Le procureur Julien Piat « salue le courage de Madame car le contexte est difficile », puis hausse le ton : « Neuf femmes sur dix sont victimes de tels faits, violences sexuelles et sexistes, dans les transports en commun ! Elles n’osent plus prendre le bus, le train. » Allison, qui avait eu du mal à retenir ses larmes durant sa déposition, est en pleurs. « Monsieur est dans le déni, ça glisse sur lui, il n’a aucune prise de conscience. Il ne s’agit pas ici d’une main molle tombant sur un voisin parce qu’on est endormi. Il n’y a aucun doute, je rappelle qu’elle était installée devant lui. » Considérant « qu’il se moque des décisions de justice et représente à [ses] yeux un danger pour les femmes », Julien Piat requiert deux ans de prison dont dix mois ferme, la révocation du sursis à hauteur de 14 mois, l’incarcération immédiate.
Me Cynthia Nerestan « s’interroge » : « L’imputabilité est certaine selon le parquet mais ni les témoins ni le conducteur du bus n’ont été entendus. Il n’y a que la parole de l’une contre celle de l’autre. » L’avocate sait combien le terrain choisi est glissant. Aussi, atténue-t-elle le propos : « Je ne dis pas qu’il faut le croire, tant son casier ne plaide pas en sa faveur. Je voudrais seulement que l’on tienne compte de son état : “Il paraissait drogué, KO”, a indiqué la Sûreté ferroviaire.
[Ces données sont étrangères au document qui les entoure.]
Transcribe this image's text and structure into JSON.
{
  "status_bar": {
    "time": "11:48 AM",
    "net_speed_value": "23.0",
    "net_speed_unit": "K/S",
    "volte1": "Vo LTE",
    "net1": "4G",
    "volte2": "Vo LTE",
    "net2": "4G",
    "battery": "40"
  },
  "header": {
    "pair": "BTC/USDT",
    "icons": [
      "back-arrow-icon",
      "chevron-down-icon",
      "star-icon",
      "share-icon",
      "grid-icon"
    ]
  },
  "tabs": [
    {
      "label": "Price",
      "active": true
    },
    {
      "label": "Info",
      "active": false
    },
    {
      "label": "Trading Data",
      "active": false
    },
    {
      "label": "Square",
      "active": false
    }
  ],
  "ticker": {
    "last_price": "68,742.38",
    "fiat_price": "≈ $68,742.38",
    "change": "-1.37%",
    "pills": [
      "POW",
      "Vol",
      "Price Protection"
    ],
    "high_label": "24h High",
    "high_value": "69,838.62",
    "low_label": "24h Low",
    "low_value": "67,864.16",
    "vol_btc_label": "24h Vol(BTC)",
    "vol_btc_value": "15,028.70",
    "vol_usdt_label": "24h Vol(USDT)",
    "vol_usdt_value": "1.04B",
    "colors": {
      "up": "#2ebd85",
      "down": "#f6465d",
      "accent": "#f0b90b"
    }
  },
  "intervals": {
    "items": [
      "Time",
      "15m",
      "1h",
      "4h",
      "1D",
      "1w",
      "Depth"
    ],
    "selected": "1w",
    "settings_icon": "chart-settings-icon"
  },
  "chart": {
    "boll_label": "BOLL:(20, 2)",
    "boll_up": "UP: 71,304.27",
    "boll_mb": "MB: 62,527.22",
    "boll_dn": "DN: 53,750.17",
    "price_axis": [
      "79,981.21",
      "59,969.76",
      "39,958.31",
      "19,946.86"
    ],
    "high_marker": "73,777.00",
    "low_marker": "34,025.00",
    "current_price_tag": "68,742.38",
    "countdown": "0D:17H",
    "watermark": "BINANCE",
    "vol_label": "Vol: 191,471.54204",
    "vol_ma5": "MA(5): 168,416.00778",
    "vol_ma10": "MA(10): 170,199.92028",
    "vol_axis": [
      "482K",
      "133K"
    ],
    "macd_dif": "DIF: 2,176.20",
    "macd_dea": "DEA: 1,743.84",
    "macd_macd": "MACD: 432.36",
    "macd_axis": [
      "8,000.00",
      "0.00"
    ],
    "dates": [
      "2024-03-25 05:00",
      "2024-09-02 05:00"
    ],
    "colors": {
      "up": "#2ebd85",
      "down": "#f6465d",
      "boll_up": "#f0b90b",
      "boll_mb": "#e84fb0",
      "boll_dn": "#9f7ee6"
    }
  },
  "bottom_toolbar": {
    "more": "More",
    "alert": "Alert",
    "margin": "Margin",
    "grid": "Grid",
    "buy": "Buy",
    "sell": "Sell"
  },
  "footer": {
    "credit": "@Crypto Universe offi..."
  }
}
Il a eu un geste ambigu, oui, mais était-ce volontaire ? Il se trouvait dans un état second… » La défense espère « une peine réduite ».
Me Nerestan sera entendue : Madhan est maintenu en détention un an au lieu de deux. Il est réinscrit au Fijais. Allison recevra 500 € pour préjudice moral, somme qui l’aidera à régler sa psychologue : « Je veux la revoir. Ma 3e agression a un effet boule de neige », image-t-elle pour décrire le réveil de ses deux précédents traumatismes.
* Prénom modifié
(1) Selon Le Parisien du 31 août 2023, et un procès-verbal que nos confrères ont consulté, 57 000 plaintes pour agressions sexuelles dans les transports en commun ont été enregistrées en 2022, « soit 156 par jour ».